By Cathleen Towey Merenda
It’s spring, and the publishing industry is enthusiastically introducing new authors. This year there’s an unusually large number of good first novels just waiting for readers. Take a chance on a new writer by borrowing these impressive books from the Westbury Memorial Public Library.
A Fine Imitation by Amber Brock (Crown Publishers, 2016). Vera Bellington grew up wealthy in Manhattan with all the baggage brought to a woman of her class in the 1920s. Against her mother’s wishes, Vera attends Vassar College and majors in art history. Her mother’s advice wins out, however, when Vera marries a cold, rich husband who has little time for or interest in his wife. When a European artist comes to live and work in Vera’s building, he awakens parts of Vera she has long kept repressed. Publication date for this book is May 3.
Be Frank with Me by Julia Claiborne Johnson (William Morrow, 2016). A reclusive, one hit wonder author living in exclusive Bel Aire, California has to write a new book to pay her bills and support her son. Young editor Alice Whitely is sent by the author’s publisher to take care of Frank, the author’s eccentric and endearing nine year old, to ensure the book gets written.

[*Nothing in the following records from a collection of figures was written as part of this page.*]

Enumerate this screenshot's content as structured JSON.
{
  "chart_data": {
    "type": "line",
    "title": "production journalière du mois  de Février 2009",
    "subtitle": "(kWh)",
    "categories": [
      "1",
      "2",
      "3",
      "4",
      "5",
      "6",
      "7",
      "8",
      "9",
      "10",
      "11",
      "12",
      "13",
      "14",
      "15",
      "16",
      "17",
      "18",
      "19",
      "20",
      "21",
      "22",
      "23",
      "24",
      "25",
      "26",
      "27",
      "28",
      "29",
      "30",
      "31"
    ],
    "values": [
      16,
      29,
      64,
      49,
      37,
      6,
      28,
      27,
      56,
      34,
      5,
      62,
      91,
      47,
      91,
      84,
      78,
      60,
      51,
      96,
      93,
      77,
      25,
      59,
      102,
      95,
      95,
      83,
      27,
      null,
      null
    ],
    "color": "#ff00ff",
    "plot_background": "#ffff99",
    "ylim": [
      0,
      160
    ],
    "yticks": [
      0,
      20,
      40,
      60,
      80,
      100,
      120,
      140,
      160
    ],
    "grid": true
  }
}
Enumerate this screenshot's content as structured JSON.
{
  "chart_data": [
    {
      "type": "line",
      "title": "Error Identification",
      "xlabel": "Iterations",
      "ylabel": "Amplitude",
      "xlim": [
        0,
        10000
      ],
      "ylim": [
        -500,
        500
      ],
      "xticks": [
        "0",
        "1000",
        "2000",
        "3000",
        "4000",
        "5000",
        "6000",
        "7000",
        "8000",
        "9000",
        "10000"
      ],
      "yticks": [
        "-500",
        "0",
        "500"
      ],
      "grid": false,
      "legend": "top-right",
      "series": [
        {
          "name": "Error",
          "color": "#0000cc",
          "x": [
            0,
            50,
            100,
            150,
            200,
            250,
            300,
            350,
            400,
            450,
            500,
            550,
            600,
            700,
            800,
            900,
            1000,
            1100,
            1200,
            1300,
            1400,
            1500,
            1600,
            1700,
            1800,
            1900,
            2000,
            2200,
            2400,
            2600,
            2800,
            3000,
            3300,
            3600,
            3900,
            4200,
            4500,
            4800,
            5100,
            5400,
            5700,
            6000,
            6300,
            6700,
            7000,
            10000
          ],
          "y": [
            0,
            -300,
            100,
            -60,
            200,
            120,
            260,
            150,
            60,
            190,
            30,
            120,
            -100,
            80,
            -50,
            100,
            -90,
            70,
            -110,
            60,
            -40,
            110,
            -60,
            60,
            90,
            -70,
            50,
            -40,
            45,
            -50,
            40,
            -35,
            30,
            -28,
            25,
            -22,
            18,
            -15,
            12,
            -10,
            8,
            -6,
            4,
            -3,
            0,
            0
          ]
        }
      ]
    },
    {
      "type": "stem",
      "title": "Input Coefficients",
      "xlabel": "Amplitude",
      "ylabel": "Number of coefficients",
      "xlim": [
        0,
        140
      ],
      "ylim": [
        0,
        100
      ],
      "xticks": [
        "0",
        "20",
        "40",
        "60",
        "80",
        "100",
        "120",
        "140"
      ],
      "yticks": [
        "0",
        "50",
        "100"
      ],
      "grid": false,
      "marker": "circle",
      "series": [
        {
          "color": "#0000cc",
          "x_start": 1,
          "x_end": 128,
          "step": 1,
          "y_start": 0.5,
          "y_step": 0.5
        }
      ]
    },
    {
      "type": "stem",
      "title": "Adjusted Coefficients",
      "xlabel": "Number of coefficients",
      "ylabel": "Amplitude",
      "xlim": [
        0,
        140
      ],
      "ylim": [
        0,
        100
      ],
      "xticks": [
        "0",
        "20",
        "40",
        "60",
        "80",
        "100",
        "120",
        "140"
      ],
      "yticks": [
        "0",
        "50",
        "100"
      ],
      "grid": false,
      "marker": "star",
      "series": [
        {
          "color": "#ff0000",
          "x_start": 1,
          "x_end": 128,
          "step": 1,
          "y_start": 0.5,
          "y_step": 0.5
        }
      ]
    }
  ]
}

Alice learns to love Frank and a mysterious man who visits to help around the house. A hopeful, charming story full of endearing and quirky characters.
I’m Glad about You by Theresa Rebeck (G.P. Putnam’s Sons, 2016). Every few years a book comes along that immediately needs to be read again, because it’s that good. Alison and Kyle are high school sweethearts from Catholic families in Cincinnati who are crazy about each other but want careers that don’t match. Sassy Alison goes off to New York to become and actress and steady Kyle goes to medical school and returns home to practice. Although it seems they won’t end up together, these two struggle to get over their feeling and move along with their lives.
Losing the Light by Andrea Dunlop (Washington Square Press, 2016). Two female college students from California spend a semester in Nantes, France. While there, they meet and both fall for Alex, a sexy and manipulative French photographer. Swept up with the euphoria of a strange country and untethered by their friends and family from home, Alex manages to manipulate the girls for his own satisfaction and create a crisis with a frightening resolution.
The Big Rewind by Libby Cudmore (William Morrow, 2016). This cozy mystery is a window into creative twenty-somethings living in Brooklyn, with all their affectations and financial challenges. Jett Bennett, Brooklyn hipster and potential music journalist, finds her downstairs neighbor, Kit Kat, murdered in her apartment. It’s obvious the police suspect the wrong person of the crime, so Jett and her best friend, Sid, set off to solve the mystery. Will they end up as lovers and solve the crime? Read the book to find out.
Cathleen Towey Merenda is the Director of the Westbury Memorial Public Library and served on the Carnegie Medal Committee for the American Library Association in 2014.